Did some challenging disciplinary situations come to mind while reading our 7 HR Best Practices last week? Or, have you ever had disciplinary issues surrounding an L&I claim?
Well, imagine this:
- Your employee broke several important safety policies and injured herself in the process. Now you have an L&I claim AND a major discipline problem on your hands.
- Maybe your injured worker failed the post-accident drug screen, causing immediate termination, per company policy.
- How about this one: after 1 week of no show, no call while on light duty, you’re ready to terminate the injured worker due to job abandonment.
Any of these scenarios could bring the words “You’re Fired!” quickly to mind.
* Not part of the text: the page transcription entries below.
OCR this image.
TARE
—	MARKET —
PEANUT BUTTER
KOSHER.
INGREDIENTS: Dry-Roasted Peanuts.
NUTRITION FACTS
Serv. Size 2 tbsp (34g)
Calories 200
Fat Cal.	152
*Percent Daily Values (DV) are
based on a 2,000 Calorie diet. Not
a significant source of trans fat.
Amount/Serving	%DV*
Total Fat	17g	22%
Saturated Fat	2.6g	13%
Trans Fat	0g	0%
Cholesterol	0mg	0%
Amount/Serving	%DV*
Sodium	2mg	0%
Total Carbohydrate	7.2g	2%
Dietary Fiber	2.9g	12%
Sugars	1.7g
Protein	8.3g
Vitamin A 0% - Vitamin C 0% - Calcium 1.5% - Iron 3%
Justifiably so, if these examples were not in the context of L&I claims.
The reality is that time-loss benefits have been paid to workers following each of these examples. Time-loss is payable to eligible injured workers even if they’ve been terminated for cause!
Termination with an open claim can cost your company!!
The relief you get from firing your employee will be short-lived. The consequences can cost your company for years to come. Here are some of the risks of firing when Best Practices are not followed:
- L&I pays time loss, which goes against your employer account and raises your rates.
- Kept on Salary (KOS) may still be required by your retro group.
- You’ll open your company to wrongful termination or workers compensation retaliation legal action. Think about the legal fees you’ll rack up to fight and win these cases.
- Time-loss protests to L&I are also time-consuming and expensive to fight and win
- Finally, termination makes it harder to offer valid light duty work in the future — taking away what’s usually your best option to control costs of workers’ comp claims
Bottom line – when a claim is involved, there’s a big chance a worker that you’ve fired can cost thousands of dollars, even after they’re gone!
How Could This Be?
As far as your L&I claim manager is concerned, unless valid light duty paperwork is on file, time-loss is payable if the doctor’s note keeps the worker off work or on work restriction. Their playbook doesn’t consider terminations as a basis to prevent time-loss. Nor is the claim manager going to mediate “he said, she said” situations that arise from verbal warnings and terminations.
If we can’t fire, then what?!?
Luckily, there’s another way. First, put our 7 HR Best Practices into place. With good documentation that these practices are followed for all employees, your Approach retro coordinator can help you demonstrate to L&I that time-loss or KOS are not appropriate when an injured employee also violates company policy. We can also help you ensure that light-duty job offers are coordinated properly and in a way that allows the disciplinary policy to be enacted after the claim. Let your retro coordinator know of any disciplinary concerns surrounding a claim so that we can consider the widest array of options.